Tuesday, September 05, 2006

Police Shootings In L.A. Likely To Increase After State Court Secrecy Decision

The L.A. Times reports today that there were three fatal shootings involving law enforcement in this area over the weekend, and, no thanks to a recent State Supreme Court decision, those grim numbers seem certain to only increase.

The court, which has become more and more likely to side with police secrecy over the press and the public interest, recently ruled 6-1 that police disciplinary proceedings be closed to the public even when appeals reach civil service commissions and that the names of problem officers involved in questionable acts need not be released to the public.

This will only lend itself to an atmosphere which has led in the Los Angeles area to more shootings already, and is another instance of the police being allowed to brutalize segments of the public, mainly minorities, without adequate public scrutiny.

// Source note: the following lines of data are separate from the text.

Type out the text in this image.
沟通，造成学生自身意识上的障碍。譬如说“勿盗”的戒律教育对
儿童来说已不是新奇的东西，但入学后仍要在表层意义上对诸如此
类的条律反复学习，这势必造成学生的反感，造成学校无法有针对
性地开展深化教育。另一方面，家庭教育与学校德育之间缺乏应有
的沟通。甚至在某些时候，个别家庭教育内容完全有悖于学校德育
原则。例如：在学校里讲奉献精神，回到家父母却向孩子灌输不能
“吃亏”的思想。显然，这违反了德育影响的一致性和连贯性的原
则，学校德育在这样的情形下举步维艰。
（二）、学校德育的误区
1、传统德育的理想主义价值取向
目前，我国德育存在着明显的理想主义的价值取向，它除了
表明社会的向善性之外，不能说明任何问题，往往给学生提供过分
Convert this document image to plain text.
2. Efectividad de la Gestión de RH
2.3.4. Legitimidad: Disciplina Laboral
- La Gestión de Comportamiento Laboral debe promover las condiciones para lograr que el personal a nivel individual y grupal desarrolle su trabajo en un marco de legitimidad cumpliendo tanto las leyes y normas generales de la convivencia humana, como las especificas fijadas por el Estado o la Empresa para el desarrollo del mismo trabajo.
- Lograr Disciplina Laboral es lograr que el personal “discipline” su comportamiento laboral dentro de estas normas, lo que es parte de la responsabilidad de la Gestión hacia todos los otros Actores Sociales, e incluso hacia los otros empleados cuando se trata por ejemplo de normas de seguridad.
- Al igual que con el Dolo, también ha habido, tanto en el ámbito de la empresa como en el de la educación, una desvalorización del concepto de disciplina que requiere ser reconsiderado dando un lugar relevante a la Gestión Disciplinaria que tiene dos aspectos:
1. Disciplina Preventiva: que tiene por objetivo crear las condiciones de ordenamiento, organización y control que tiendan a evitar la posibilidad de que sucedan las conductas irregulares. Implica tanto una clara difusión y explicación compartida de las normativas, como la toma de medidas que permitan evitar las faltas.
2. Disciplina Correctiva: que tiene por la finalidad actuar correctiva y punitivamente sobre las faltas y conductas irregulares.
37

Anyone who works with police matters can tell you that hiring and training of good officers is a ticklish task and that a thankfully low but still measurable number of police officers turn out to be psychopaths.

Tracking these problem officers and terminating their employment has been a major preoccupation of police reform efforts, such as the Christopher Commission in Los Angeles.

At the same time, resistance within police and sheriff's departments, and especially from the police unions to the reforms has grown to fearsome proportions. It is not only the prison guards union that we have to worry about; the police unions are just as bad. Attorneys like Richard Shinee in Los Angeles actively seek to protect dangerous officers who have killed and probably will kill again. The law enforcement unions make contributions to politicians which are perverting the political process, introducing dangerous corruption.

This is why I shuddered when I read of the high court decision. In the name of protecting the privacy of officers, the court has thrown out the baby with the bathwater, neglecting public rights to know more about the shootings that occur.

Police shootings of civilians is not at all common in New York, but they are common in Los Angeles, and, often, such excuses as, "he was backing up his car and threatening to run us over," or "we thought he had a gun in his hand," are used to justify shootings, which then often are not subject to adequate investigation.

This is a bad trend, one of several in increasingly overbearing law enforcement. It has little or nothing to do with terrorism. By far, the vast majority of these shootings are against possibly errant individuals who pay with their lives for misconduct that does not justify their deaths.

1 Comments:

Anonymous Anonymous said...

The increase in police shootings can be attributed to the increasingly violent actions of suspects. It would not be fair to ask an officer to give his or her life so that a knife or gun wielding suspect will live. If officers were not forced into using deadly force by the armed suspect, these shootings would not occur.